L’objet du congé consiste à suivre une formation, à l’initiative du salarié et à titre individuel, qui lui permette d’accéder à un niveau supérieur de qualification, de changer d’activité ou de profession.
Le CIF permet également de préparer et de passer un examen pour l’obtention d’un titre ou diplôme de l’enseignement technologique.
C’est l’OPACIF (Organisme Paritaire Agréé au titre du Congé Individuel de Formation) qui accorde ou non la prise en charge et donc le maintien de tout ou partie de la rémunération et des frais de formation.
1.3 – Le Bilan de compétences
Le bilan de compétences a pour objet de permettre au salarié d’analyser ses compétences professionnelles et personnelles, ses aptitudes et ses motivations. Il permet de définir ou valider un projet professionnel ou un projet de formation.
La durée d’un bilan de compétences est en règle générale de 24 heures.
Le bilan de compétences non pris en charge sur le plan de formation peut être financé dans le cadre du Congé Individuel de Formation.
1.4 La Validation des Acquis de !’Expérience
La Validation des Acquis de !’Expérience permet à toute personne engagée dans la vie active de faire valider l’expérience qu’elle a acquise afin d’obtenir un diplôme, un titre à finalité professionnelle ou un certificat de qualification.
1.5 Le Conseil en Evolution Professionnelle (CEP)
Le conseil en évolution professionnelle a pour objectif de favoriser l’évolution et la sécurisation du parcours professionnel des actifs.
Le CEP est un service gratuit permettant à tout actif de faire le point sur sa situation professionnelle et. le cas échéant, élaborer et formaliser un projet d’évolution professionnelle quelle qu’en soit la nature (insertion professionnelle, mobilité interne ou externe, reconversion, reprise ou création d’activité) ou un projet de formation.
Le CEP est délivré par des organismes extérieurs à l’entreprise.
ARTICLE 2 : L’INVESTISSEMENT COMPLÉMENTAIRE D’ATMB
Afin d’aider les collaborateurs à devenir acteur de leur parcours professionnel, ATMB souhaite ajouter des moyens supplémentaires au dispositif légal.
2.1 – Le Bilan de compétences
Les collaborateurs occupant un emploi sensible tel que défini par le présent accord pourront bénéficier à leur demande d’un bilan de compétences financé sur le plan de formation.
Le choix de l’organisme reviendra à ATMB.
Les honoraires seront pris en charge par ATMB et le bilan se déroulera sur le temps de travail avec maintien de la rémunération.
Une demande pour suivre un bilan de compétence validée à l’issue d’un entretien RH pourra être financée dans le cadre du plan de formation.
Le choix de l’organisme reviendra à ATMB.
Les honoraires seront pris en charge par ATMB et le bilan se déroulera sur le temps de travail avec maintien de la rémunération.
Dans ce cas, une convention tripartite sera signée et ATMB sera destinataire de la synthèse du bilan.
2.2 – La Validation des Acquis de !’Expérience
2.2.1 – Réunion de sensibilisation
Afin de mieux faire connaître ce dispositif permettant de sécuriser le parcours professionnel, ATMB s’engage à organiser tous les 2 ans une réunion de sensibilisation ouverte à tous sur ce sujet.

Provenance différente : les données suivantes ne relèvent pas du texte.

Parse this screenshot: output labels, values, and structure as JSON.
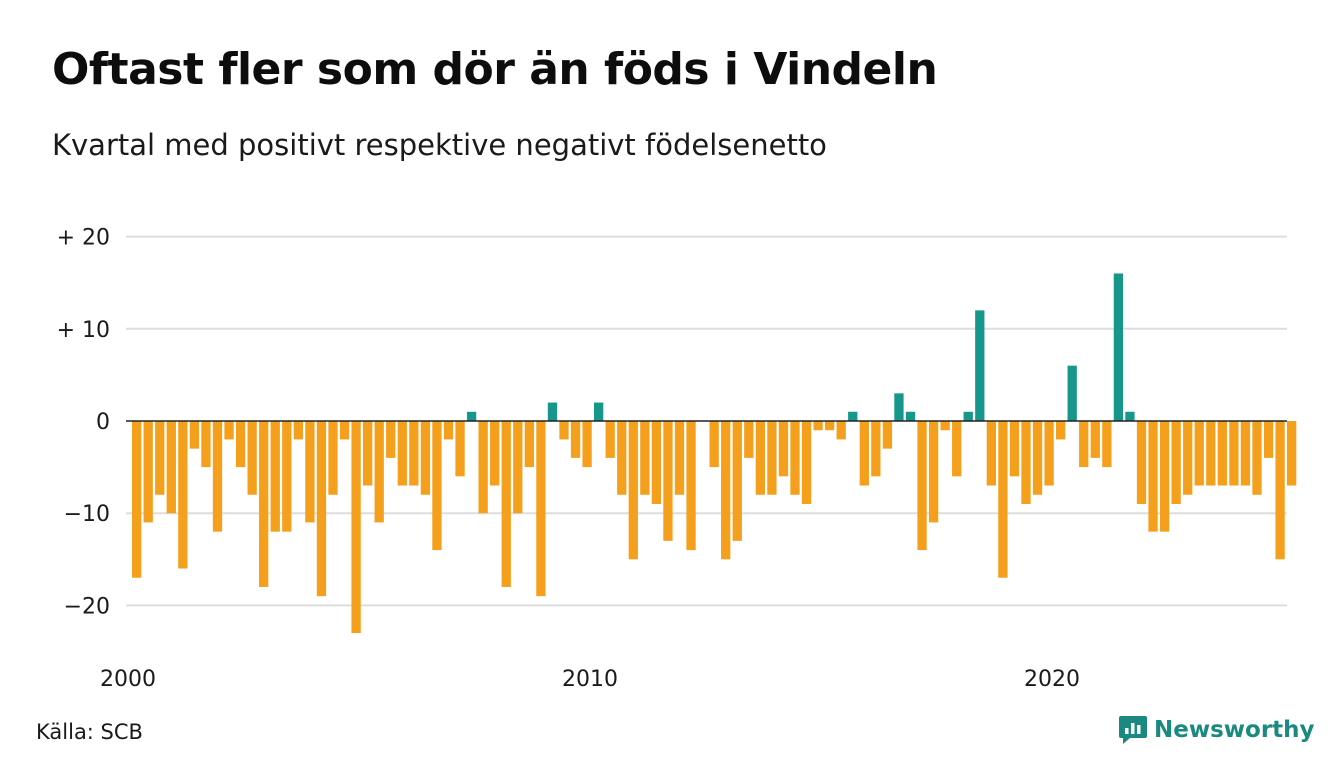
{
  "title": "Oftast fler som dör än föds i Vindeln",
  "subtitle": "Kvartal med positivt respektive negativt födelsenetto",
  "source": "Källa: SCB",
  "brand": {
    "name": "Newsworthy",
    "icon": "newsworthy-logo-icon",
    "color": "#1a8a80"
  },
  "colors": {
    "positive": "#17968b",
    "negative": "#f5a01c",
    "grid": "#dddddd",
    "zero_line": "#222222"
  },
  "chart_data": {
    "type": "bar",
    "start_year": 2000,
    "quarters_per_year": 4,
    "ylim": [
      -25,
      22
    ],
    "y_ticks": [
      {
        "value": 20,
        "label": "+ 20"
      },
      {
        "value": 10,
        "label": "+ 10"
      },
      {
        "value": 0,
        "label": "0"
      },
      {
        "value": -10,
        "label": "−10"
      },
      {
        "value": -20,
        "label": "−20"
      }
    ],
    "x_ticks": [
      {
        "year": 2000,
        "label": "2000"
      },
      {
        "year": 2010,
        "label": "2010"
      },
      {
        "year": 2020,
        "label": "2020"
      }
    ],
    "grid": true,
    "values": [
      -17,
      -11,
      -8,
      -10,
      -16,
      -3,
      -5,
      -12,
      -2,
      -5,
      -8,
      -18,
      -12,
      -12,
      -2,
      -11,
      -19,
      -8,
      -2,
      -23,
      -7,
      -11,
      -4,
      -7,
      -7,
      -8,
      -14,
      -2,
      -6,
      1,
      -10,
      -7,
      -18,
      -10,
      -5,
      -19,
      2,
      -2,
      -4,
      -5,
      2,
      -4,
      -8,
      -15,
      -8,
      -9,
      -13,
      -8,
      -14,
      0,
      -5,
      -15,
      -13,
      -4,
      -8,
      -8,
      -6,
      -8,
      -9,
      -1,
      -1,
      -2,
      1,
      -7,
      -6,
      -3,
      3,
      1,
      -14,
      -11,
      -1,
      -6,
      1,
      12,
      -7,
      -17,
      -6,
      -9,
      -8,
      -7,
      -2,
      6,
      -5,
      -4,
      -5,
      16,
      1,
      -9,
      -12,
      -12,
      -9,
      -8,
      -7,
      -7,
      -7,
      -7,
      -7,
      -8,
      -4,
      -15,
      -7
    ]
  }
}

2.2.2 – Aide à la constitution du dossier
ATMB souhaite aider les collaborateurs dans leur démarche VAE.
A ce titre, tout collaborateur ayant demandé à bénéficier d’un congé pour validation des acquis de l’expérience pour préparer la validation (limité à 24 heures) se verra octroyer sur demande 2 jours supplémentaires pour préparer son dossier.

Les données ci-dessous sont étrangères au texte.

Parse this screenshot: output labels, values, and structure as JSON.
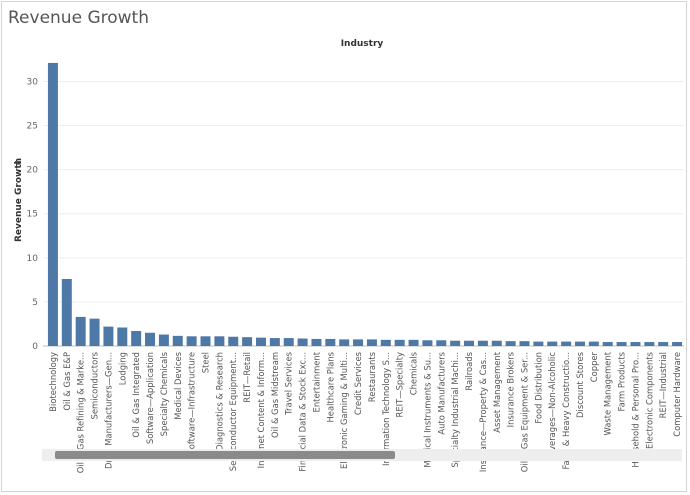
{
  "page": {
    "title": "Revenue Growth"
  },
  "chart_data": {
    "type": "bar",
    "title": "Revenue Growth",
    "column_header": "Industry",
    "ylabel": "Revenue Growth",
    "ylim": [
      0,
      33
    ],
    "yticks": [
      0,
      5,
      10,
      15,
      20,
      25,
      30
    ],
    "grid": true,
    "sort_indicator": "sort-descending-icon",
    "bar_color": "#4e79a7",
    "categories": [
      "Biotechnology",
      "Oil & Gas E&P",
      "Oil & Gas Refining & Marke...",
      "Semiconductors",
      "Drug Manufacturers—Gen...",
      "Lodging",
      "Oil & Gas Integrated",
      "Software—Application",
      "Specialty Chemicals",
      "Medical Devices",
      "Software—Infrastructure",
      "Steel",
      "Diagnostics & Research",
      "Semiconductor Equipment...",
      "REIT—Retail",
      "Internet Content & Inform...",
      "Oil & Gas Midstream",
      "Travel Services",
      "Financial Data & Stock Exc...",
      "Entertainment",
      "Healthcare Plans",
      "Electronic Gaming & Multi...",
      "Credit Services",
      "Restaurants",
      "Information Technology S...",
      "REIT—Specialty",
      "Chemicals",
      "Medical Instruments & Su...",
      "Auto Manufacturers",
      "Specialty Industrial Machi...",
      "Railroads",
      "Insurance—Property & Cas...",
      "Asset Management",
      "Insurance Brokers",
      "Oil & Gas Equipment & Ser...",
      "Food Distribution",
      "Beverages—Non-Alcoholic",
      "Farm & Heavy Constructio...",
      "Discount Stores",
      "Copper",
      "Waste Management",
      "Farm Products",
      "Household & Personal Pro...",
      "Electronic Components",
      "REIT—Industrial",
      "Computer Hardware"
    ],
    "values": [
      32.1,
      7.6,
      3.3,
      3.1,
      2.2,
      2.1,
      1.7,
      1.5,
      1.3,
      1.15,
      1.1,
      1.1,
      1.1,
      1.05,
      1.0,
      0.95,
      0.9,
      0.9,
      0.85,
      0.8,
      0.8,
      0.75,
      0.75,
      0.75,
      0.7,
      0.7,
      0.7,
      0.65,
      0.65,
      0.6,
      0.6,
      0.6,
      0.6,
      0.55,
      0.55,
      0.5,
      0.5,
      0.5,
      0.5,
      0.5,
      0.45,
      0.45,
      0.45,
      0.45,
      0.45,
      0.45
    ]
  }
}
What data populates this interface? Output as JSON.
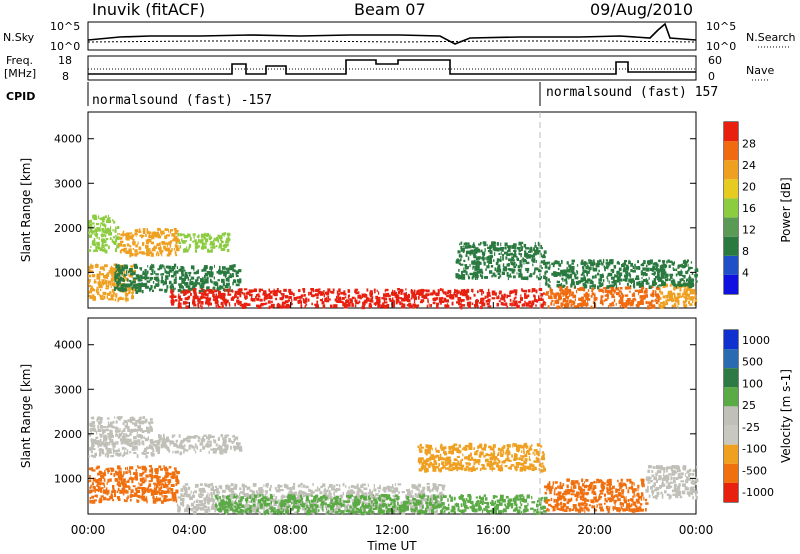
{
  "header": {
    "site": "Inuvik (fitACF)",
    "beam": "Beam 07",
    "date": "09/Aug/2010"
  },
  "strips": {
    "nsky_label": "N.Sky",
    "nsky_ticks": [
      "10^5",
      "10^0"
    ],
    "nsearch_label": "N.Search",
    "nsearch_ticks": [
      "10^5",
      "10^0"
    ],
    "freq_label_line1": "Freq.",
    "freq_label_line2": "[MHz]",
    "freq_ticks": [
      "18",
      "8"
    ],
    "nave_label": "Nave",
    "nave_ticks": [
      "60",
      "0"
    ],
    "cpid_label": "CPID",
    "cpid_segments": [
      {
        "label": "normalsound (fast) -157",
        "start_hour": 0
      },
      {
        "label": "normalsound (fast) 157",
        "start_hour": 18
      }
    ]
  },
  "x_axis": {
    "title": "Time UT",
    "tick_labels": [
      "00:00",
      "04:00",
      "08:00",
      "12:00",
      "16:00",
      "20:00",
      "00:00"
    ],
    "range_hours": [
      0,
      24
    ]
  },
  "colors": {
    "power_scale": [
      "#1010e0",
      "#2050c8",
      "#2a7a40",
      "#5a9a55",
      "#8ccc40",
      "#e6cc20",
      "#f0a020",
      "#f06a10",
      "#e82010"
    ],
    "velocity_scale": [
      "#1030d0",
      "#2a6ab0",
      "#2e7a45",
      "#5aaa45",
      "#c0c0b8",
      "#c8c8c0",
      "#f0a020",
      "#f07010",
      "#e82010"
    ]
  },
  "chart_data": [
    {
      "type": "heatmap",
      "title": "",
      "xlabel": "Time UT",
      "ylabel": "Slant Range [km]",
      "xlim": [
        0,
        24
      ],
      "ylim": [
        200,
        4600
      ],
      "y_ticks": [
        "1000",
        "2000",
        "3000",
        "4000"
      ],
      "colorbar_label": "Power [dB]",
      "colorbar_ticks": [
        "4",
        "8",
        "12",
        "16",
        "20",
        "24",
        "28"
      ],
      "regions": [
        {
          "t0": 0.0,
          "t1": 1.2,
          "r0": 1500,
          "r1": 2300,
          "value": 14
        },
        {
          "t0": 1.2,
          "t1": 3.5,
          "r0": 1400,
          "r1": 2000,
          "value": 20
        },
        {
          "t0": 3.5,
          "t1": 5.5,
          "r0": 1500,
          "r1": 1900,
          "value": 16
        },
        {
          "t0": 0.0,
          "t1": 1.8,
          "r0": 400,
          "r1": 1200,
          "value": 22
        },
        {
          "t0": 1.0,
          "t1": 6.0,
          "r0": 600,
          "r1": 1200,
          "value": 10
        },
        {
          "t0": 3.2,
          "t1": 18.0,
          "r0": 250,
          "r1": 650,
          "value": 28
        },
        {
          "t0": 18.0,
          "t1": 22.5,
          "r0": 250,
          "r1": 700,
          "value": 26
        },
        {
          "t0": 22.5,
          "t1": 24.0,
          "r0": 250,
          "r1": 800,
          "value": 20
        },
        {
          "t0": 14.5,
          "t1": 18.0,
          "r0": 900,
          "r1": 1700,
          "value": 8
        },
        {
          "t0": 18.0,
          "t1": 24.0,
          "r0": 700,
          "r1": 1300,
          "value": 8
        }
      ]
    },
    {
      "type": "heatmap",
      "title": "",
      "xlabel": "Time UT",
      "ylabel": "Slant Range [km]",
      "xlim": [
        0,
        24
      ],
      "ylim": [
        200,
        4600
      ],
      "y_ticks": [
        "1000",
        "2000",
        "3000",
        "4000"
      ],
      "colorbar_label": "Velocity [m s-1]",
      "colorbar_ticks": [
        "1000",
        "500",
        "100",
        "25",
        "-25",
        "-100",
        "-500",
        "-1000"
      ],
      "regions": [
        {
          "t0": 0.0,
          "t1": 2.5,
          "r0": 1500,
          "r1": 2400,
          "value": 0
        },
        {
          "t0": 2.5,
          "t1": 6.0,
          "r0": 1600,
          "r1": 2000,
          "value": 0
        },
        {
          "t0": 0.0,
          "t1": 3.5,
          "r0": 500,
          "r1": 1300,
          "value": -120
        },
        {
          "t0": 3.5,
          "t1": 14.0,
          "r0": 250,
          "r1": 900,
          "value": 0
        },
        {
          "t0": 5.0,
          "t1": 18.0,
          "r0": 250,
          "r1": 650,
          "value": 80
        },
        {
          "t0": 13.0,
          "t1": 18.0,
          "r0": 1200,
          "r1": 1800,
          "value": -30
        },
        {
          "t0": 18.0,
          "t1": 22.0,
          "r0": 300,
          "r1": 1000,
          "value": -300
        },
        {
          "t0": 22.0,
          "t1": 24.0,
          "r0": 600,
          "r1": 1300,
          "value": 0
        }
      ]
    }
  ]
}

ARTICLE 5 : DURÉE – ENTRÉE EN VIGUEUR
Le présent accord est conclu pour une durée indéterminée. Il entre en vigueur à compter du
ARTICLE 6 : DÉNONCIATION DE L’ACCORD
L’accord pourra être dénoncé à tout moment par l’une ou l’autre des parties signataires, avec un préavis de trois mois.
ARTICLE 7 : ADHÉSION
Toute organisation syndicale, non signataire du présent accord, pourra y adhérer conformément aux dispositions de l’article L2261-3 du Code du Travail
ARTICLE 8 : DÉPOT
Le présent accord sera déposé à la Direction Départementale du Travail et de l’Emploi de Cran Gevrier, ainsi qu’au Conseil des Prud’hommes de Bonneville, conformément aux dispositions de l’article L2231-6 du code du travail.